My mum was not great today, which happens regularly now especially as she enters the final stages of the progression of her illness. It’s upsetting to see her so damaged, and so vulnerable, and I realise that one of the ways I cope with the emotional effect of seeing my mum this way is to eat sugary food. Closely followed by a punishing exercise activity in order to ensure I don’t put on too much wait. I reckon in a normal day I may be eating as much as 3500 calories. It takes a ridiculous amount of work to keep so much sugar from turning into fat, but luckily I enjoy exercise. I love running, I love cycling, I love going to the gym. If it wasn’t for this, I would have been huge a long time ago, but it doesn’t change the fact, I eat for comfort when I am upset or stressed and I have done for a long time. I am damaging my health, and I am not enjoying it any more.

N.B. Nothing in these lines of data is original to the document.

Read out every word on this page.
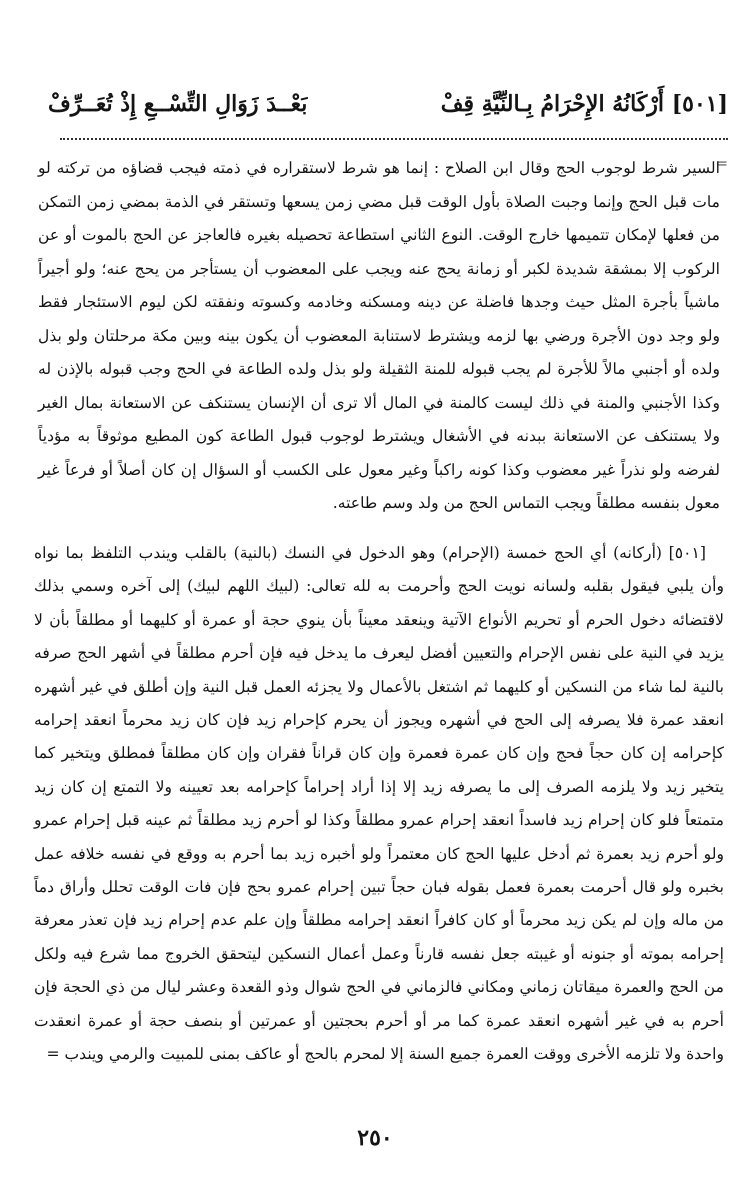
[٥٠١] أَرْكَانُهُ الإِحْرَامُ بِـالنِّيَّةِ قِفْ
بَعْــدَ زَوَالِ التِّسْــعِ إِذْ تُعَــرِّفْ
=
السير شرط لوجوب الحج وقال ابن الصلاح : إنما هو شرط لاستقراره في ذمته فيجب قضاؤه من تركته لو مات قبل الحج وإنما وجبت الصلاة بأول الوقت قبل مضي زمن يسعها وتستقر في الذمة بمضي زمن التمكن من فعلها لإمكان تتميمها خارج الوقت. النوع الثاني استطاعة تحصيله بغيره فالعاجز عن الحج بالموت أو عن الركوب إلا بمشقة شديدة لكبر أو زمانة يحج عنه ويجب على المعضوب أن يستأجر من يحج عنه؛ ولو أجيراً ماشياً بأجرة المثل حيث وجدها فاضلة عن دينه ومسكنه وخادمه وكسوته ونفقته لكن ليوم الاستئجار فقط ولو وجد دون الأجرة ورضي بها لزمه ويشترط لاستنابة المعضوب أن يكون بينه وبين مكة مرحلتان ولو بذل ولده أو أجنبي مالاً للأجرة لم يجب قبوله للمنة الثقيلة ولو بذل ولده الطاعة في الحج وجب قبوله بالإذن له وكذا الأجنبي والمنة في ذلك ليست كالمنة في المال ألا ترى أن الإنسان يستنكف عن الاستعانة بمال الغير ولا يستنكف عن الاستعانة ببدنه في الأشغال ويشترط لوجوب قبول الطاعة كون المطيع موثوقاً به مؤدياً لفرضه ولو نذراً غير معضوب وكذا كونه راكباً وغير معول على الكسب أو السؤال إن كان أصلاً أو فرعاً غير معول بنفسه مطلقاً ويجب التماس الحج من ولد وسم طاعته.
[٥٠١] (أركانه) أي الحج خمسة (الإحرام) وهو الدخول في النسك (بالنية) بالقلب ويندب التلفظ بما نواه وأن يلبي فيقول بقلبه ولسانه نويت الحج وأحرمت به لله تعالى: (لبيك اللهم لبيك) إلى آخره وسمي بذلك لاقتضائه دخول الحرم أو تحريم الأنواع الآتية وينعقد معيناً بأن ينوي حجة أو عمرة أو كليهما أو مطلقاً بأن لا يزيد في النية على نفس الإحرام والتعيين أفضل ليعرف ما يدخل فيه فإن أحرم مطلقاً في أشهر الحج صرفه بالنية لما شاء من النسكين أو كليهما ثم اشتغل بالأعمال ولا يجزئه العمل قبل النية وإن أطلق في غير أشهره انعقد عمرة فلا يصرفه إلى الحج في أشهره ويجوز أن يحرم كإحرام زيد فإن كان زيد محرماً انعقد إحرامه كإحرامه إن كان حجاً فحج وإن كان عمرة فعمرة وإن كان قراناً فقران وإن كان مطلقاً فمطلق ويتخير كما يتخير زيد ولا يلزمه الصرف إلى ما يصرفه زيد إلا إذا أراد إحراماً كإحرامه بعد تعيينه ولا التمتع إن كان زيد متمتعاً فلو كان إحرام زيد فاسداً انعقد إحرام عمرو مطلقاً وكذا لو أحرم زيد مطلقاً ثم عينه قبل إحرام عمرو ولو أحرم زيد بعمرة ثم أدخل عليها الحج كان معتمراً ولو أخبره زيد بما أحرم به ووقع في نفسه خلافه عمل بخبره ولو قال أحرمت بعمرة فعمل بقوله فبان حجاً تبين إحرام عمرو بحج فإن فات الوقت تحلل وأراق دماً من ماله وإن لم يكن زيد محرماً أو كان كافراً انعقد إحرامه مطلقاً وإن علم عدم إحرام زيد فإن تعذر معرفة إحرامه بموته أو جنونه أو غيبته جعل نفسه قارناً وعمل أعمال النسكين ليتحقق الخروج مما شرع فيه ولكل من الحج والعمرة ميقاتان زماني ومكاني فالزماني في الحج شوال وذو القعدة وعشر ليال من ذي الحجة فإن أحرم به في غير أشهره انعقد عمرة كما مر أو أحرم بحجتين أو عمرتين أو بنصف حجة أو عمرة انعقدت واحدة ولا تلزمه الأخرى ووقت العمرة جميع السنة إلا لمحرم بالحج أو عاكف بمنى للمبيت والرمي ويندب =
٢٥٠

As I am about to leave mum’s care home I find it hard to say goodbye. She tells me that she gets scared at night and she has no idea why she is scared. This feels like a punch in the gut and I glance around the room at all the chocolate, cakes and biscuits and the thought crosses my mind, “fuck it, just pile into the sweets and sack going for a run tonight”. I tried to focus on the run, I have already changed into my running gear, I am 5 minutes from the loch were I go for a run, I tell myself I am only around an hour away from eating dinner with my wife, so I make a break for it, go to the car and drive 5 minutes to Hogganfield loch and go for a run.
I feel like I have learned so much today using the urge log, and in all honesty I never thought I would get anything from it. It’s something I am reticent to use with clients or service users because I think it’s a pain in the arse to complete, but I realise this is all just my stuff. I don’t use this tool because of my ideas about using the tool, and after using it I have nothing but good things to say about it.
How did the urge log help me?
- It acted as a distraction
- It bought me time to think
- It taught me about times when I am more likely to feel the urge to eat
- It taught me that I am way more affected by my mum’s illness than I previously thought, and my method of coping with the effects are not as healthy as I want them to be
- It taught me to drop my predisposed notions about what tools work and what tools don’t (I mean, who am I to judge what doesn’t work for another person? Ego??)
- It taught me that by changing my thoughts and understanding them better, I can change my behaviour
- It taught me I can do something I sometimes tell myself that I can’t do (eat shite food)
- It taught me I definitely know less about myself than I think I doWhen I look at some of the thoughts I had throughout the day in relation to food, I can see how these thoughts are linked to unhealthy behaviours and how I can use tools to work on these thoughts; “fuck it, pile into the sweets and sack the run” (DIBS/ABC), and I can draw a line from these thoughts through to my behaviour and moods (five factor model). The surprising and invigorating thing about completing the exercise today is that it can open up more avenues for exploration, and more opportunity for change.